A federal judge has delivered a stinging rebuke to the Forest Service, ruling the agency violated the Wilderness Act by sanctioning the use of helicopters in Idaho’s Frank Church-River of No Return Wilderness last year.
U.S. District Court Judge B. Lynn Winmill determined that the Forest Service broke the law when it permitted Idaho Fish and Game workers to land helicopters in the wilderness area so they could put radio collars on elk. State officials said they wanted to understand how wolves in the wilderness affect elk populations.
Within three days of the agency’s decision last January, state wildlife workers had collared 57 elk. They also placed collars on four wolves—an action that the Forest Service had not authorized.

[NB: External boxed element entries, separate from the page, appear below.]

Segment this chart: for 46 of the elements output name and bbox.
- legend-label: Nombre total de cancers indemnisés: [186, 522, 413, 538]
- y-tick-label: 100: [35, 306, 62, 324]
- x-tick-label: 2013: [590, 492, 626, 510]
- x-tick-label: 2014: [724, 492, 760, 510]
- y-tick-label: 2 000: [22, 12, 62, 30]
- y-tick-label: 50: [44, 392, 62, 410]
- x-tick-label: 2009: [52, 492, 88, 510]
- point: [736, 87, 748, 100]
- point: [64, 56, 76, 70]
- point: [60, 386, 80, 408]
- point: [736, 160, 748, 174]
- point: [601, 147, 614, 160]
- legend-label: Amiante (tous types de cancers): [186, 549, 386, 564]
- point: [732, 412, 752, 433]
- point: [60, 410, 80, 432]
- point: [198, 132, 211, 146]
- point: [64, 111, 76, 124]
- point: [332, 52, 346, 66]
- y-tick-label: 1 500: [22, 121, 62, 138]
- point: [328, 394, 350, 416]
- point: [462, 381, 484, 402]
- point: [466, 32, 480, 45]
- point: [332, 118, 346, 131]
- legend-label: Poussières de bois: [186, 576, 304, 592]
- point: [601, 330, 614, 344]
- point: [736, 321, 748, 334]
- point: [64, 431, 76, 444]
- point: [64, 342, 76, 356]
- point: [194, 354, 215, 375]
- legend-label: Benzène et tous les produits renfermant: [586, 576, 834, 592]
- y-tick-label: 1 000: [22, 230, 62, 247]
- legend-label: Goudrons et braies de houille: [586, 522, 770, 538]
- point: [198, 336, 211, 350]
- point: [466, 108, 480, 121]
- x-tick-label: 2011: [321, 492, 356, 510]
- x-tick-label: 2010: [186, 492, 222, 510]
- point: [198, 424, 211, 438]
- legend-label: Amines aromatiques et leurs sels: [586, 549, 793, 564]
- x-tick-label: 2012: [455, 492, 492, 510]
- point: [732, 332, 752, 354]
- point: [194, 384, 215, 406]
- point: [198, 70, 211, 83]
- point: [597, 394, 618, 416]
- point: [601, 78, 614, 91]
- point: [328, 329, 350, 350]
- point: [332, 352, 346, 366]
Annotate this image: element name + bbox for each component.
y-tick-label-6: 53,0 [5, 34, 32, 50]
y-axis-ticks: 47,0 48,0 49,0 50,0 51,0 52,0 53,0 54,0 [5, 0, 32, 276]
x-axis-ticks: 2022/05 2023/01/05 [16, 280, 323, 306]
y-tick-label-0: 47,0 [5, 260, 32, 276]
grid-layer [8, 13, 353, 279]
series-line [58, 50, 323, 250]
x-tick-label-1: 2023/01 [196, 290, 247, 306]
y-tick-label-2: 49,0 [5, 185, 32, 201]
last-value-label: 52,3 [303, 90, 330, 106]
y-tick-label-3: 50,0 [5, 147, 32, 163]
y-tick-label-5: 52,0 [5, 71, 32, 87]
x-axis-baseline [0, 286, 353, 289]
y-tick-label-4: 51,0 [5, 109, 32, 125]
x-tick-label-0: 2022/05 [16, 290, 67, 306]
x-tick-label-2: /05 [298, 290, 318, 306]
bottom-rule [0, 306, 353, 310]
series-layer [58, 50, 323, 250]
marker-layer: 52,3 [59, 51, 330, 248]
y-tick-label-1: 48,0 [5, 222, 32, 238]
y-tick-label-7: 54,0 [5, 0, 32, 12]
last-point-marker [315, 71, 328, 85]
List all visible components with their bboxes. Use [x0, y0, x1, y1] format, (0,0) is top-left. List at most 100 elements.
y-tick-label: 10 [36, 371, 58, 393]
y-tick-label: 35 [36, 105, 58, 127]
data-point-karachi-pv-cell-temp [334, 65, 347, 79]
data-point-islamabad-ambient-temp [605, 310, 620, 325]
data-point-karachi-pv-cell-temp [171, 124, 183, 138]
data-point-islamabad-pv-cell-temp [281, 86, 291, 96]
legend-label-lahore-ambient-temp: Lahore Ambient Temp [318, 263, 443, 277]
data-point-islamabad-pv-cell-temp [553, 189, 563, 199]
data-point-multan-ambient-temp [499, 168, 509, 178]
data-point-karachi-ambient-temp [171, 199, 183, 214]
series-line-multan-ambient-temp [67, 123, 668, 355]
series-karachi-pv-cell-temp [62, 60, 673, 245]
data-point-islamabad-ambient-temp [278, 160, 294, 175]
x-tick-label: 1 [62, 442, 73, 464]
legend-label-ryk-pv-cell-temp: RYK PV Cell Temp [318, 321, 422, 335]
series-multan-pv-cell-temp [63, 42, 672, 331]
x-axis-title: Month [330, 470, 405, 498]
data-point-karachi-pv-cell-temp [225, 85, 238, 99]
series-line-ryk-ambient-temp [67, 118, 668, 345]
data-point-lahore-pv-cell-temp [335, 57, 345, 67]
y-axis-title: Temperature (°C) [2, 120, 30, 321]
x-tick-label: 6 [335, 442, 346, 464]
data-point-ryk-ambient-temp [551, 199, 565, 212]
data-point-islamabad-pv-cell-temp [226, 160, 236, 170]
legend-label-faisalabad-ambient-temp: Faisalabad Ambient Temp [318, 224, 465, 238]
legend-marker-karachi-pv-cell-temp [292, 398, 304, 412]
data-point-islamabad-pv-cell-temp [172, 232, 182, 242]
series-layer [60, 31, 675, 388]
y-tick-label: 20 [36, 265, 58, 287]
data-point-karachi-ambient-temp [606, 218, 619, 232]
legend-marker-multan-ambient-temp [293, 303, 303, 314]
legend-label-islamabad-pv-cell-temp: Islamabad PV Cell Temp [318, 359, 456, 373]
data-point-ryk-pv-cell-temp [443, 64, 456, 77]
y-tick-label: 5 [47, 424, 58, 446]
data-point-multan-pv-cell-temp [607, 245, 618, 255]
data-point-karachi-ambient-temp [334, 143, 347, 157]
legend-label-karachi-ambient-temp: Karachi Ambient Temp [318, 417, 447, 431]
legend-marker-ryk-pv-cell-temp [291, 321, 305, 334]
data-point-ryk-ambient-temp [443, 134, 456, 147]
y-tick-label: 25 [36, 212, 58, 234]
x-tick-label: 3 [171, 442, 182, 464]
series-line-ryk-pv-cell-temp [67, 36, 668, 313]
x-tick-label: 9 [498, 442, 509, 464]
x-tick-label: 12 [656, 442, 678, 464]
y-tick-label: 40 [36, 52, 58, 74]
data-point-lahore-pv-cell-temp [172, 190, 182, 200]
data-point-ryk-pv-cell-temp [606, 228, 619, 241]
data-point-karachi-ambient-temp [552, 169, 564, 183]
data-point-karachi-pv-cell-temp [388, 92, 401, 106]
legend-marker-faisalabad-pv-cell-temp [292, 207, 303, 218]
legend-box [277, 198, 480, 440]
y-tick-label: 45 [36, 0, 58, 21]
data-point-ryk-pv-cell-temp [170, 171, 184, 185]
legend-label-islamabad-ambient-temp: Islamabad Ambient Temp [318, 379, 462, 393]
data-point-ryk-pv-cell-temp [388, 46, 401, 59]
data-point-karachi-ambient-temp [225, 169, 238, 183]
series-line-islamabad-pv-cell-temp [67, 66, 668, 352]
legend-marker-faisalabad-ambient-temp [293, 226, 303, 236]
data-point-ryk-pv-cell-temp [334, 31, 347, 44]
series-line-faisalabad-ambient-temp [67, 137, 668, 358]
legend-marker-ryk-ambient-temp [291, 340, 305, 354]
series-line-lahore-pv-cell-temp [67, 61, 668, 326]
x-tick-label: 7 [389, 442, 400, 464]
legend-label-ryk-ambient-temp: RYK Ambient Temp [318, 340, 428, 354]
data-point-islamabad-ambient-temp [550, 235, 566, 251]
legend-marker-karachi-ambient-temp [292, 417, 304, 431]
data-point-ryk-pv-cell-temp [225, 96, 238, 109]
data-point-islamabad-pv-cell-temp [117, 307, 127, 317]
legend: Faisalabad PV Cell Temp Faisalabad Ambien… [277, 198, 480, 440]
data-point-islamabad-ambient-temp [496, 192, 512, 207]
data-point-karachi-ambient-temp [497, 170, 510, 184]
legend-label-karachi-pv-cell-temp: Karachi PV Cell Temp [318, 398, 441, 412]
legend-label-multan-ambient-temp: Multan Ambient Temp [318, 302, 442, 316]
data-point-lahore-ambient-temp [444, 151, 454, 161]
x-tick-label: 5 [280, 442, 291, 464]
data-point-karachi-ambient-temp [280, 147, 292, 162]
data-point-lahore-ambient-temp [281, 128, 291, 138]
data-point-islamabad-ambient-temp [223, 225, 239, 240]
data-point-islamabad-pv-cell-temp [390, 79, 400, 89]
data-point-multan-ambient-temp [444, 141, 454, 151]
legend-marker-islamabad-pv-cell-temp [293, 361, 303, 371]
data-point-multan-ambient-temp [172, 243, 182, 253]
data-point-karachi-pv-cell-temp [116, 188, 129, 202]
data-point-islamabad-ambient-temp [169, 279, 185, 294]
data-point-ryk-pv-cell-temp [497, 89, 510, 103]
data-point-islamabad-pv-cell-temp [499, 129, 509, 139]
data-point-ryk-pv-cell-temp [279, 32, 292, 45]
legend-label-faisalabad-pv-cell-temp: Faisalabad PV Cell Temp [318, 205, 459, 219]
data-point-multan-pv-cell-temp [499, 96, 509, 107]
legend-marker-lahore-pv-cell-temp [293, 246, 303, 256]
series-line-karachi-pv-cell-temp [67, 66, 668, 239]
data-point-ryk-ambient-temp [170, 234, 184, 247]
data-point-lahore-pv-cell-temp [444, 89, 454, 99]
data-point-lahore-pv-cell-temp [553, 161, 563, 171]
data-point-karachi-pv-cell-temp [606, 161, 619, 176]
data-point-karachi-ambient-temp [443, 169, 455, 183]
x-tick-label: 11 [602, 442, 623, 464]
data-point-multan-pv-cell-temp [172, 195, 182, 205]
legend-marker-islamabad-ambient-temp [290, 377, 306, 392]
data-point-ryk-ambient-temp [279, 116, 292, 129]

In his 24-page decision, issued last week, Winmill called the action a “rare or extreme” case, and ordered Fish and Game officials to destroy the data they have collected from the radio collars. He determined that state wildlife officials would likely use the data to seek permission to conduct further helicopter operations in the wilderness area.
“The only remedy that will directly address the ongoing harm is an order requiring destruction of the data,” Winmill wrote.
A trio of environmental groups sued the Forest Service after the agency approved the helicopter landings. The groups included Western Watersheds Project, Friends of the Clearwater and Wilderness Watch.
The conservationists contended that Idaho Fish and Game officials hoped to use the data to gain permission to cull wolf populations. Doing so would allow elk populations to expand beyond natural levels, they said, to the benefit of hunters and outfitters.
“Capturing elk with net guns from helicopters is heavy-handed manipulation and denigrates the Frank Church-River of No Return Wilderness Area,” said Gary Macfarlane of Friends of the Clearwater.
An estimated 700 wolves live in the wilderness area, which at 2.4 million acres is the largest contiguous wilderness in the Lower 48 states.